Layne's nickname was inspired by a popular American Western TV series, Bronco which was broadcast in the UK just as Layne was establishing his career. The protagonist, Bronco Layne, was played in the series by Ty Hardin.

===Swindon Town===

He joined Swindon Town. Layne became a prolific goalscorer whilst at Swindon, netting 28 goals in 41 games.

===Bradford City===

He attracted the attention of Bradford City who paid a club record £6,000 for his signature midway through the 1960–61 season. Layne broke the Bantams' goalscoring record in 1961–62 scoring 34 league goals over the course of the season. His goalscoring prowess was now attracting the attention of bigger clubs and he moved in the summer of 1962. Bradford recouped £22,500 for Layne, setting the record for highest fee received by the club at the time.

===Sheffield Wednesday===

Layne spent two seasons at Sheffield Wednesday and was the club's top scorer in both with 58 goals in 81 games over the two-year period. He was sent off in the November 1962 match against Aston Villa. Layne punched Jimmy MacEwan in the face breaking four teeth. While the match officials missed the incident itself, the referee was able to see the deep teeth marks in Layne's knuckles.

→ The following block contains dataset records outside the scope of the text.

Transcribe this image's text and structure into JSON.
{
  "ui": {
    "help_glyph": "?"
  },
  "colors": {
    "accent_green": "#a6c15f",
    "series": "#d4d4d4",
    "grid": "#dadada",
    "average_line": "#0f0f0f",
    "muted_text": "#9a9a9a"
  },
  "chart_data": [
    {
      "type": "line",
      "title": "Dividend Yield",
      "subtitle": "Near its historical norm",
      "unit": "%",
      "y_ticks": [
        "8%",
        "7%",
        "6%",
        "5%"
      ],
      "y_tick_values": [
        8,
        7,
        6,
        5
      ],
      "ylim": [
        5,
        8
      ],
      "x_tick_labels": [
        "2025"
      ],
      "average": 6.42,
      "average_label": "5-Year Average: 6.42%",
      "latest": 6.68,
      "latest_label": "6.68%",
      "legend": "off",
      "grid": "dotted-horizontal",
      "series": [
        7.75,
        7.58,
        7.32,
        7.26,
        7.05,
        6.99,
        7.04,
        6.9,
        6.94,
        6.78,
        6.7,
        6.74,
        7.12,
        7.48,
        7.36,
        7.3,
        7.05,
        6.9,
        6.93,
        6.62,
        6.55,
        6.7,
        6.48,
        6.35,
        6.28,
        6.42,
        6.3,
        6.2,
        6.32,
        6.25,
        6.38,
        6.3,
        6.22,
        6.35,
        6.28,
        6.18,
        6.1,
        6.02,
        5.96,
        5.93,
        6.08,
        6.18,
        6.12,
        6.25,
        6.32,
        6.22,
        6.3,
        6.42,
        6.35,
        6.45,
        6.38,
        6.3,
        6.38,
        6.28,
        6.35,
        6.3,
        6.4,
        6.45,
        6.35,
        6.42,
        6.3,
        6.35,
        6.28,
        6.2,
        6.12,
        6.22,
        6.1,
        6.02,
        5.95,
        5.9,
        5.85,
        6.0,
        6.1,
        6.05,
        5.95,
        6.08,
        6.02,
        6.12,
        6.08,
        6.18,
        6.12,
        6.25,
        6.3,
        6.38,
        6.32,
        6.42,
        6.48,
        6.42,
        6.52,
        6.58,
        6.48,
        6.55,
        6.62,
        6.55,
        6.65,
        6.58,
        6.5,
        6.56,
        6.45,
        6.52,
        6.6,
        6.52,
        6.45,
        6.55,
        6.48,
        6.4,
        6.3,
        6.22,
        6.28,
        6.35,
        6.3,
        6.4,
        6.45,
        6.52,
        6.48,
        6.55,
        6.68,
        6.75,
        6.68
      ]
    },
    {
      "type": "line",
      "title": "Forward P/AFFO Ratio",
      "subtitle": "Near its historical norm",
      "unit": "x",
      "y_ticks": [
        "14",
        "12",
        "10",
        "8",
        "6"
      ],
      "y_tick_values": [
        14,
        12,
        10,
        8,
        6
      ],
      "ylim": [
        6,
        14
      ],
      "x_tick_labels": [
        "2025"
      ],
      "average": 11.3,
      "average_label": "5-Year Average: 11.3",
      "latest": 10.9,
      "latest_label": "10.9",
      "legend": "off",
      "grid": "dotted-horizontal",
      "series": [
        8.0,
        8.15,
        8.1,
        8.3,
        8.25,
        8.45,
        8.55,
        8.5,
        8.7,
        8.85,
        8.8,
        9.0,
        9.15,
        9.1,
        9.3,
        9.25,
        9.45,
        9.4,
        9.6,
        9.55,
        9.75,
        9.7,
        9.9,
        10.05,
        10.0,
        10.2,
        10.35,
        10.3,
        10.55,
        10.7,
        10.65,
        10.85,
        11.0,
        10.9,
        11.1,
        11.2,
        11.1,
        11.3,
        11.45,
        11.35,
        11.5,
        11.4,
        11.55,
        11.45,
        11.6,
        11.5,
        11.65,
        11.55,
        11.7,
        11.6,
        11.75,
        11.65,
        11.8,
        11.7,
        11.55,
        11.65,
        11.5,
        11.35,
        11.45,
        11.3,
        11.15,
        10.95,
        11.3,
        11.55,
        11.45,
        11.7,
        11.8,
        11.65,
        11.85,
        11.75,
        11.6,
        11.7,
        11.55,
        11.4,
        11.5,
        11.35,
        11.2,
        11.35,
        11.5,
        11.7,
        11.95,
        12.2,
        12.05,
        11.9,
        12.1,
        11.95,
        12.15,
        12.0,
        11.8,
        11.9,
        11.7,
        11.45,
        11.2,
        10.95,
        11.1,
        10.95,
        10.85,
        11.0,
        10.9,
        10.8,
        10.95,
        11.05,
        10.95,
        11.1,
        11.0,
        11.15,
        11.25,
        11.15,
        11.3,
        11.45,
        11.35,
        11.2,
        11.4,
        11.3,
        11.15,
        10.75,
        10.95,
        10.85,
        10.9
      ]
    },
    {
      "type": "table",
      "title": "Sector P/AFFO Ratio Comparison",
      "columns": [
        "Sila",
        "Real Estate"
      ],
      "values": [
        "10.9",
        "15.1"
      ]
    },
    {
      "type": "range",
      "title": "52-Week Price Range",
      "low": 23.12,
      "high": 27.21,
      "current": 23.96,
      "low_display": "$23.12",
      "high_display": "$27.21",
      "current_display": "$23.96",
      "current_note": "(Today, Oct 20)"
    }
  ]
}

Layne's career was however cut short in its prime when he became involved in the British betting scandal of 1964. Layne was found guilty of match fixing and betting against his own team and along with several other players was gaoled and banned from football for life. The ban was lifted eight years later. Layne rejoined Wednesday in 1972 but failed to earn a place on the team.

===Hereford United===

He was sent on loan to Hereford United. After only four games at the club he retired from league football.

===Matlock Town===

He joined Matlock Town where he spent the rest of his career before being forced to retire through injury.

==After playing==

In 2006, it was reported that he was working as a pub landlord in Sheffield.